The least of these: Making disability visible

Third in a Series

Pittsburgh Post-Gazette Editorial Board: March 19, 2022

Disability issues suffer from their invisibility in everyday life.

This is especially true of people with intellectual disabilities and autism (ID/A), and their families and caregivers. Whether they live in state-run facilities or community settings, people with ID/A spend much of their time out of view, and the state-mandated and -funded care they receive is unnoticed and unappreciated — except by loved ones.

This is why events like the Disability & Mental Health Summit hosted by Rep. Dan Miller, D-Mt. Lebanon, are so important.
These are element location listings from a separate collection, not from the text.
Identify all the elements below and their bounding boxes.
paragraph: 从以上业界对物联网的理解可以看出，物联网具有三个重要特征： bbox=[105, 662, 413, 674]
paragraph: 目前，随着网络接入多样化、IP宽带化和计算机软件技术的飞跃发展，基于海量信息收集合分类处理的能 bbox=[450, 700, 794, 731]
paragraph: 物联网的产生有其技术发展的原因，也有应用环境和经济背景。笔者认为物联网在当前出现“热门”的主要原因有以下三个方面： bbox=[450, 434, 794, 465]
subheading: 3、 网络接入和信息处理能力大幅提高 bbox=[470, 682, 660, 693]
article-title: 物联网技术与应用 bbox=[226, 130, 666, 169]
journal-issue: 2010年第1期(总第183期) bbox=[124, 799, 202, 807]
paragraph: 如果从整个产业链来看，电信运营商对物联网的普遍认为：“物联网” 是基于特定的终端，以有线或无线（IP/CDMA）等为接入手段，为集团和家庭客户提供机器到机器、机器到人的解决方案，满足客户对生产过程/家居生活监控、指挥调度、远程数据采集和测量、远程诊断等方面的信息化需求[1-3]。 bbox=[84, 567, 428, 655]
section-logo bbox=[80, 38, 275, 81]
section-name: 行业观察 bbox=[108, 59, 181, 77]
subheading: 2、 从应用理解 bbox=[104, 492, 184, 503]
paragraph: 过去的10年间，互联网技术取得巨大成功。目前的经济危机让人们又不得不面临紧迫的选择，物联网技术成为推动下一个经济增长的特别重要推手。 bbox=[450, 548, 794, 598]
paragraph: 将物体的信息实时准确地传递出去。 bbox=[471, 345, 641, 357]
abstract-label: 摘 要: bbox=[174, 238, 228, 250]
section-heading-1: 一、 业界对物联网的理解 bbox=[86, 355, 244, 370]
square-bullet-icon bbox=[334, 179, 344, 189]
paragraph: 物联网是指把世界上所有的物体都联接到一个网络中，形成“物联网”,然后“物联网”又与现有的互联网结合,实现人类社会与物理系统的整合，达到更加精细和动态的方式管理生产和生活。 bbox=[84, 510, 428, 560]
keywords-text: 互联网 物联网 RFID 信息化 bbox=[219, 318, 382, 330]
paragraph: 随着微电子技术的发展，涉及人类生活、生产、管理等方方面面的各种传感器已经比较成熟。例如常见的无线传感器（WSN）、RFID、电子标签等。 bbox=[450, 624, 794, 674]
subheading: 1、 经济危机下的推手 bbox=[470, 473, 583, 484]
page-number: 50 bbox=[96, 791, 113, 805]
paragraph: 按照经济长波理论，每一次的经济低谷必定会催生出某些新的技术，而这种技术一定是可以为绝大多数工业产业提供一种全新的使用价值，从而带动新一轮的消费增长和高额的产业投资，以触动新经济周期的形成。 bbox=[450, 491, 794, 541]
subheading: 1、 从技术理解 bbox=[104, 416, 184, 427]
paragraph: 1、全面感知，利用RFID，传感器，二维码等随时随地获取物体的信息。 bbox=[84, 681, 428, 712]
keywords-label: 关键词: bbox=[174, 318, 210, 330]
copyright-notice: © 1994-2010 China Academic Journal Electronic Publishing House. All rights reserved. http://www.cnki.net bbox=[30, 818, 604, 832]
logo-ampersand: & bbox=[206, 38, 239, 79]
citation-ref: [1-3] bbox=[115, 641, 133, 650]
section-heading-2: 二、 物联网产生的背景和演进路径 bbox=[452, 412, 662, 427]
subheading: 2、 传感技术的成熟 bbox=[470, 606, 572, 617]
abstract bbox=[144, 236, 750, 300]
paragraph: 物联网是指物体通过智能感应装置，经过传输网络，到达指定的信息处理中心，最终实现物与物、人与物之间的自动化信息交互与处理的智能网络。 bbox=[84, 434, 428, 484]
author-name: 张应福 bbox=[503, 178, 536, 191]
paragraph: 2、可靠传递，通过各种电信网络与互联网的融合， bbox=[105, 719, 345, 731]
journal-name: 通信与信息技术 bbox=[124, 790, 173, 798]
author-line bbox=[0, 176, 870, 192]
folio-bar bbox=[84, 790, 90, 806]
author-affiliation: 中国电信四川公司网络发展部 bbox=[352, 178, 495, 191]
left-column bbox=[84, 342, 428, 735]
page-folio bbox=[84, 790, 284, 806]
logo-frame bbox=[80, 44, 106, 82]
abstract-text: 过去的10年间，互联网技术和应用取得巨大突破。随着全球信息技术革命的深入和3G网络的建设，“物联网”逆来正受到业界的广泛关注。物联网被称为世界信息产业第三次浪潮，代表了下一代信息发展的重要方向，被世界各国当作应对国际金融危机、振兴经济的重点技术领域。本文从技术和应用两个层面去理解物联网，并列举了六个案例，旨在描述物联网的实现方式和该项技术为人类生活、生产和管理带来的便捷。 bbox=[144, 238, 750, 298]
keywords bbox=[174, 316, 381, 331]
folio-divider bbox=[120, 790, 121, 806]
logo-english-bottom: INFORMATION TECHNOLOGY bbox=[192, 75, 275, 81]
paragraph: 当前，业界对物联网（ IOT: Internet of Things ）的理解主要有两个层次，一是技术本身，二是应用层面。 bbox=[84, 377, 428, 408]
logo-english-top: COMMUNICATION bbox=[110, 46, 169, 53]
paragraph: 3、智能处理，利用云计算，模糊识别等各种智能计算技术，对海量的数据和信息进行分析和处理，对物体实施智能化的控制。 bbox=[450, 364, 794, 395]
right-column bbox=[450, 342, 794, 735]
While the main event will be on April 28, on Thursday a bipartisan group of more than a dozen local legislators met with advocates, families and people with ID/A themselves to hear their stories — stories like Sandi Shaffer’s, who lost her home because her adult daughter, Kate, requires near-constant care and attention.

These are the moments that pierce the invisibility of intellectual disability and autism.

And yet they aren’t common enough. For many in Harrisburg, the invisibility persists.

Perhaps this is why funding for essential services for people with ID/A continues to be treated as unimportant by state officials, despite record surpluses. While Mr. Wolf’s proposed budget includes some boosts to disability funding, for which advocates are grateful, it is not enough to support a direct service provider (DSP) workforce.

The agencies that provide these services, and who advocate for the least of these who can’t advocate for themselves, have asked for a $65 million boost. Because they know that, without further funding to pay for more DSPs, and to pay them fairly, the system will collapse.

There are 12,000 Pennsylvanians with ID/A on the state’s perverse “waiting list” for services the state is obligated by law and by human decency to provide.

Five thousand of those people have an emergency need. Those needs are currently being met by family members, whose lives are upended and consumed by the task.

The budget process is not over yet, far from it. There is still time for Mr. Wolf and more legislative leaders of both parties and chambers to meet with families who care for loved ones with ID/A and to experience first-hand their dignity and passion and heartache. There is still time to do right by them and to fund the services they need.

The General Assembly should appropriate the needed $65 million for DSPs, and Mr. Wolf should approve it without hesitation.

Mr. Wolf, every legislative leader and every candidate for governor should commit to meeting with a person with ID/A and his or her family. The only way to make this issue and these people visible is to make the choice to see them, not as numbers on a budget spreadsheet, but as human beings.

Serving the least of these among us is the fundamental duty of public service, more than press conferences and fundraisers and galas. Anyone who can’t make time, or can’t bear, to see them face to face is not fit to lead.